The fact they will be in the same room together is crucial in Hubert's view. Unlike baseball, where the action is slow and there is more talking, football broadcasts are fast-paced and rely on a shared energy with your partner.

"We've got to have eye contact,'' he said. "In football, we can't back off and have five seconds of dead air or we'll miss something important. I'm confident we'll have natural sound mixed in. You put 15,000 people in there with the Ole Miss band, you are going to have some ambient noise. The parabolic mics, the field mics, you can hear the foot hit the ball on a punt. You'll be able to pick up a lot of that stuff. The trick is that you don't want that stuff to be so loud that it overrides the announcers. If we mix that in there, I would challenge most people to know that we're not there."

That is Longworth's goal, too.

"There's going to be an authentic feel to it,'' she said. "It's just that Mick and Lee will be in Weimer doing it."
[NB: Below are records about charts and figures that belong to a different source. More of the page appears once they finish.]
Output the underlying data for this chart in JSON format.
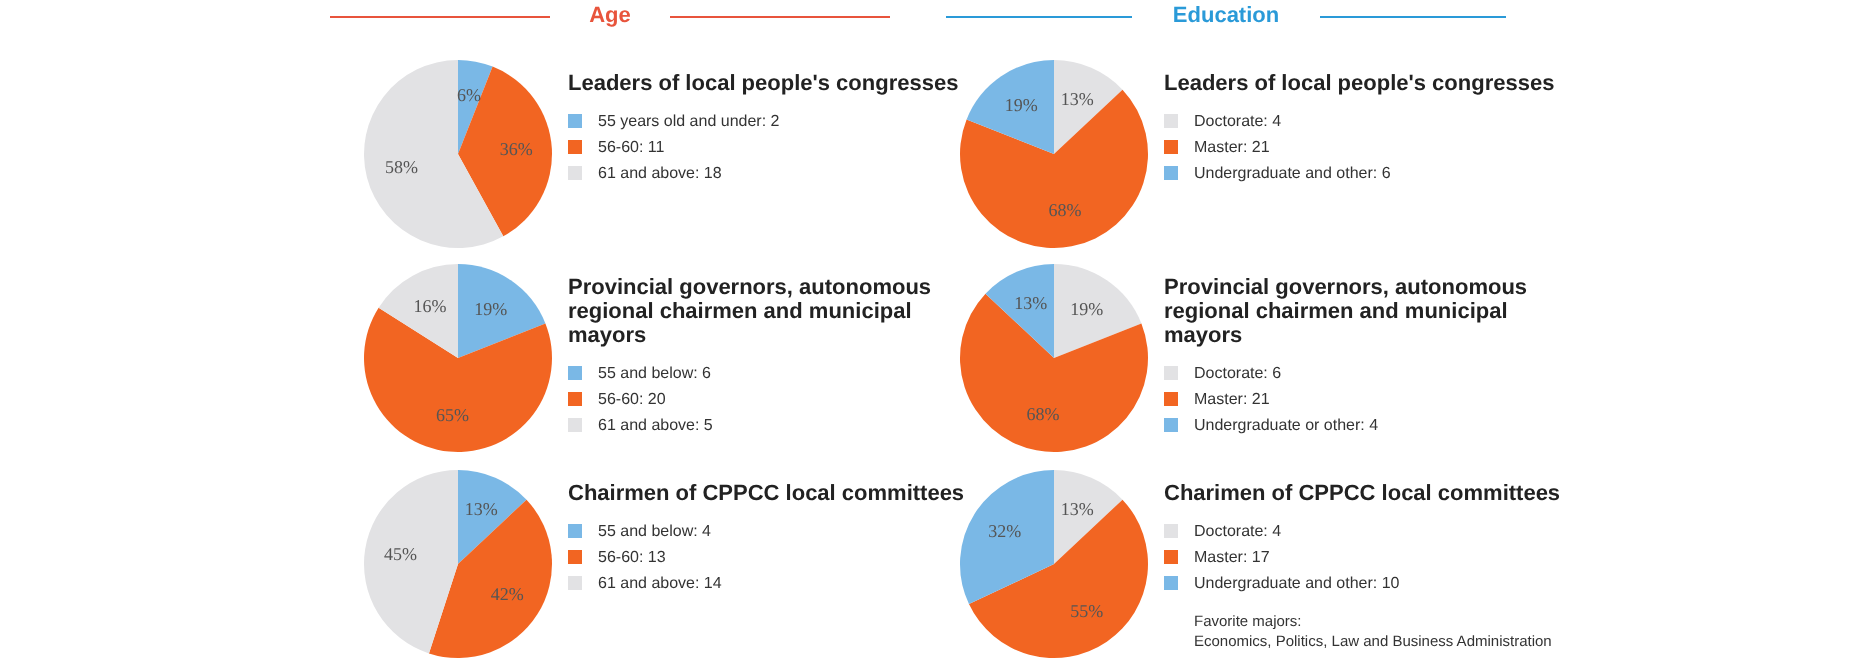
{
  "chart_data": [
    {
      "type": "pie",
      "title": "Leaders of local people's congresses",
      "annotations": [
        "Age"
      ],
      "legend": "right",
      "value_labels": [
        "6%",
        "36%",
        "58%"
      ],
      "categories": [
        "55 years old and under: 2",
        "56-60: 11",
        "61 and above: 18"
      ],
      "values": [
        6,
        36,
        58
      ],
      "colors": [
        "#7ab8e6",
        "#f26522",
        "#e2e2e4"
      ]
    },
    {
      "type": "pie",
      "title": "Leaders of local people's congresses",
      "annotations": [
        "Education"
      ],
      "legend": "right",
      "value_labels": [
        "13%",
        "68%",
        "19%"
      ],
      "categories": [
        "Doctorate: 4",
        "Master: 21",
        "Undergraduate and other: 6"
      ],
      "values": [
        13,
        68,
        19
      ],
      "colors": [
        "#e2e2e4",
        "#f26522",
        "#7ab8e6"
      ]
    },
    {
      "type": "pie",
      "title": "Provincial governors, autonomous regional chairmen and municipal mayors",
      "legend": "right",
      "value_labels": [
        "19%",
        "65%",
        "16%"
      ],
      "categories": [
        "55 and below: 6",
        "56-60: 20",
        "61 and above: 5"
      ],
      "values": [
        19,
        65,
        16
      ],
      "colors": [
        "#7ab8e6",
        "#f26522",
        "#e2e2e4"
      ]
    },
    {
      "type": "pie",
      "title": "Provincial governors, autonomous regional chairmen and municipal mayors",
      "legend": "right",
      "value_labels": [
        "19%",
        "68%",
        "13%"
      ],
      "categories": [
        "Doctorate: 6",
        "Master: 21",
        "Undergraduate or other: 4"
      ],
      "values": [
        19,
        68,
        13
      ],
      "colors": [
        "#e2e2e4",
        "#f26522",
        "#7ab8e6"
      ]
    },
    {
      "type": "pie",
      "title": "Chairmen of CPPCC local committees",
      "legend": "right",
      "value_labels": [
        "13%",
        "42%",
        "45%"
      ],
      "categories": [
        "55 and below: 4",
        "56-60: 13",
        "61 and above: 14"
      ],
      "values": [
        13,
        42,
        45
      ],
      "colors": [
        "#7ab8e6",
        "#f26522",
        "#e2e2e4"
      ]
    },
    {
      "type": "pie",
      "title": "Charimen of CPPCC local committees",
      "annotations": [
        "Favorite majors:\nEconomics, Politics, Law and Business Administration"
      ],
      "legend": "right",
      "value_labels": [
        "13%",
        "55%",
        "32%"
      ],
      "categories": [
        "Doctorate: 4",
        "Master: 17",
        "Undergraduate and other: 10"
      ],
      "values": [
        13,
        55,
        32
      ],
      "colors": [
        "#e2e2e4",
        "#f26522",
        "#7ab8e6"
      ]
    }
  ]
}
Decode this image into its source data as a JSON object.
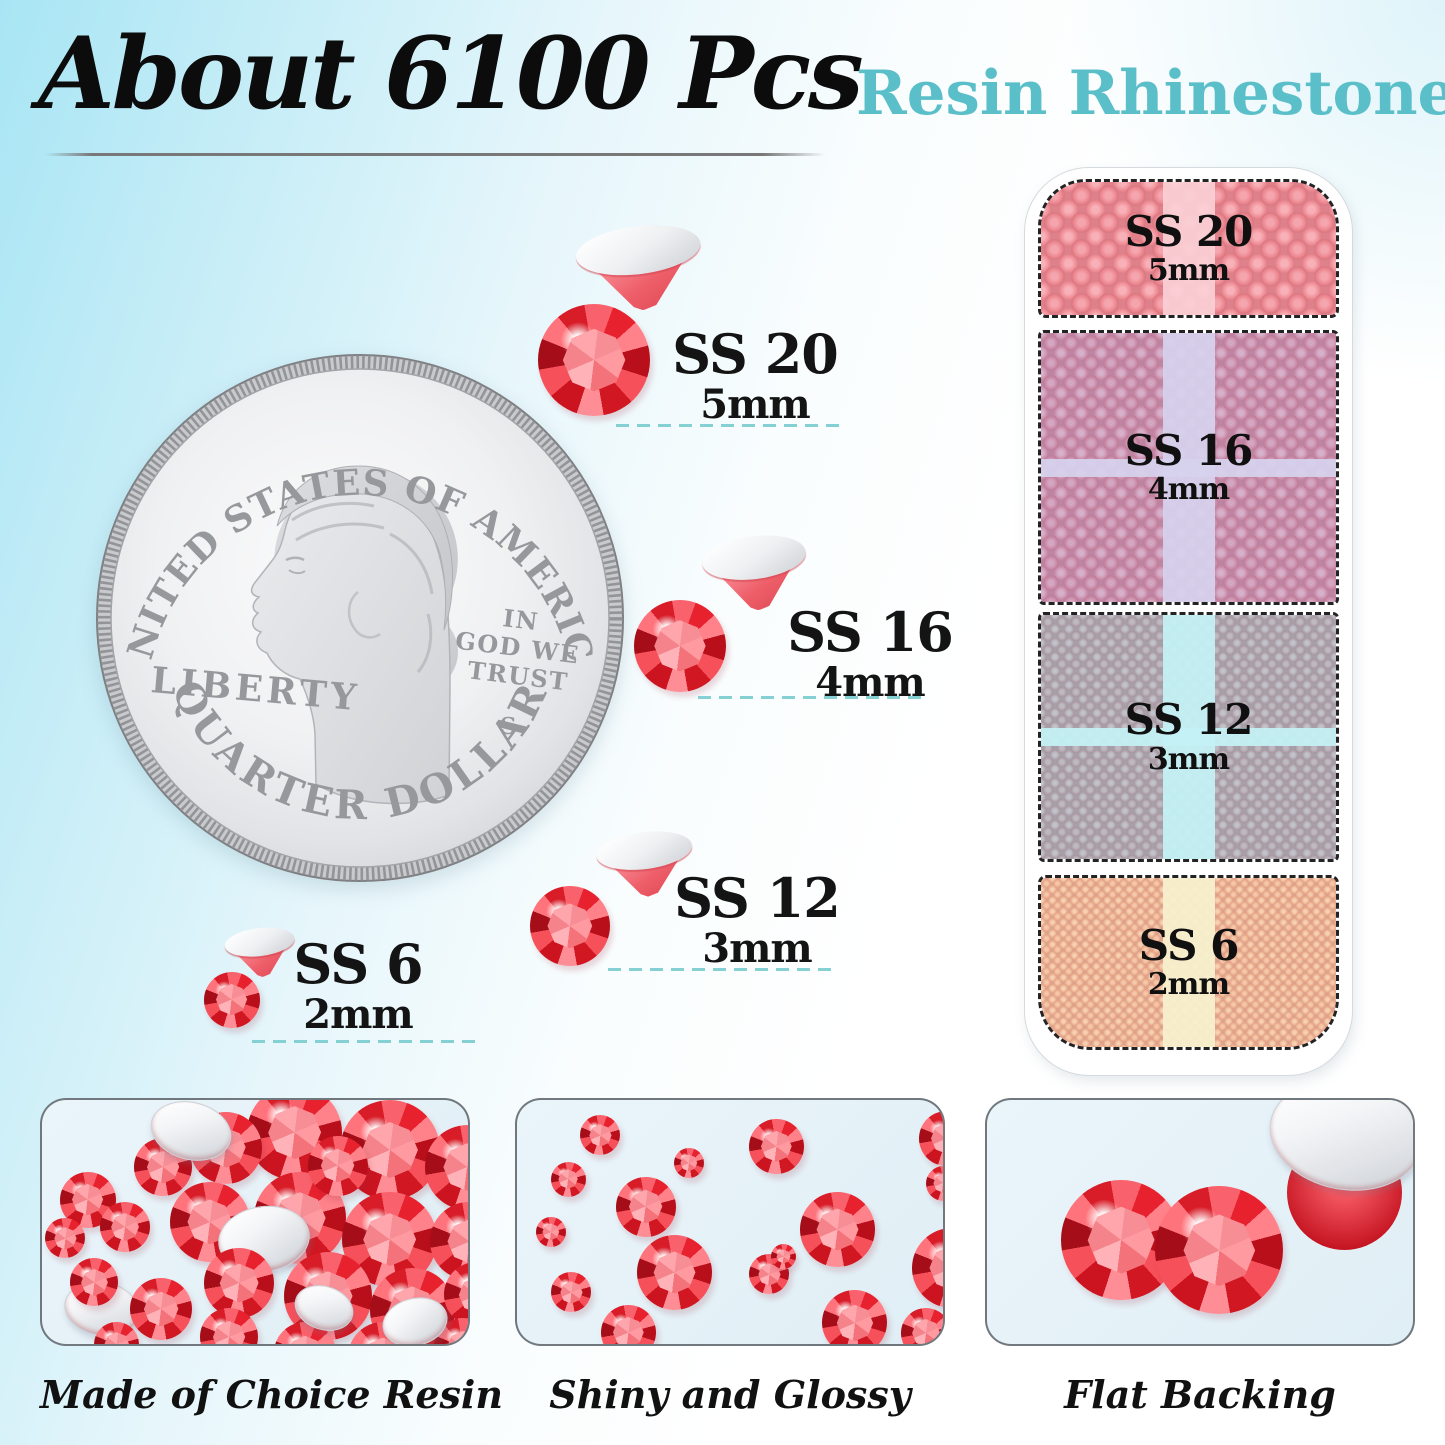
{
  "header": {
    "title": "About 6100 Pcs",
    "subtitle": "Resin Rhinestones"
  },
  "coin": {
    "top_text": "UNITED STATES OF AMERICA",
    "left_text": "LIBERTY",
    "motto_lines": [
      "IN",
      "GOD WE",
      "TRUST"
    ],
    "mint_mark": "S",
    "bottom_text": "QUARTER DOLLAR"
  },
  "size_guide": [
    {
      "label": "SS 20",
      "mm": "5mm"
    },
    {
      "label": "SS 16",
      "mm": "4mm"
    },
    {
      "label": "SS 12",
      "mm": "3mm"
    },
    {
      "label": "SS 6",
      "mm": "2mm"
    }
  ],
  "organizer": {
    "sections": [
      {
        "label": "SS 20",
        "mm": "5mm",
        "tint_rgba": "rgba(247,183,192,0.50)",
        "strip_rgba": "rgba(250,208,214,0.92)"
      },
      {
        "label": "SS 16",
        "mm": "4mm",
        "tint_rgba": "rgba(186,182,226,0.55)",
        "strip_rgba": "rgba(214,211,238,0.92)"
      },
      {
        "label": "SS 12",
        "mm": "3mm",
        "tint_rgba": "rgba(150,230,236,0.55)",
        "strip_rgba": "rgba(196,241,244,0.94)"
      },
      {
        "label": "SS 6",
        "mm": "2mm",
        "tint_rgba": "rgba(244,234,190,0.55)",
        "strip_rgba": "rgba(247,240,205,0.94)"
      }
    ]
  },
  "features": [
    {
      "caption": "Made of Choice Resin"
    },
    {
      "caption": "Shiny and Glossy"
    },
    {
      "caption": "Flat Backing"
    }
  ],
  "palette": {
    "accent_teal": "#5abfc9",
    "stone_red": "#e0242f",
    "dash_teal": "#84d0d2",
    "background_blue": "#a8e5f4",
    "coin_silver": "#d6d7da"
  }
}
For a normal road game, Hubert and McGriff typically attend a staff dinner on Friday night and then retreat to the hotel to rest and prepare for the broadcast. For home games, Hubert and wife Judi like to go out to dinner and then get to campus early Saturday and hang out in his office until it's time to go on air.

In 2020, they plan to open the season with their home routine for the Gators' first road game.

Hubert's opening script reads something like this: Today the Gators and the Ole Miss Rebels kick off a new season at Vaught-Hemingway Stadium in Oxford. We come to you live from the Gator Network Studios.

"I've never missed a Gator football game and I'm not saying I'm missing this one,'' he said. "It will be different, but I am still calling the game."

Game No. 395. One to highlight in his book.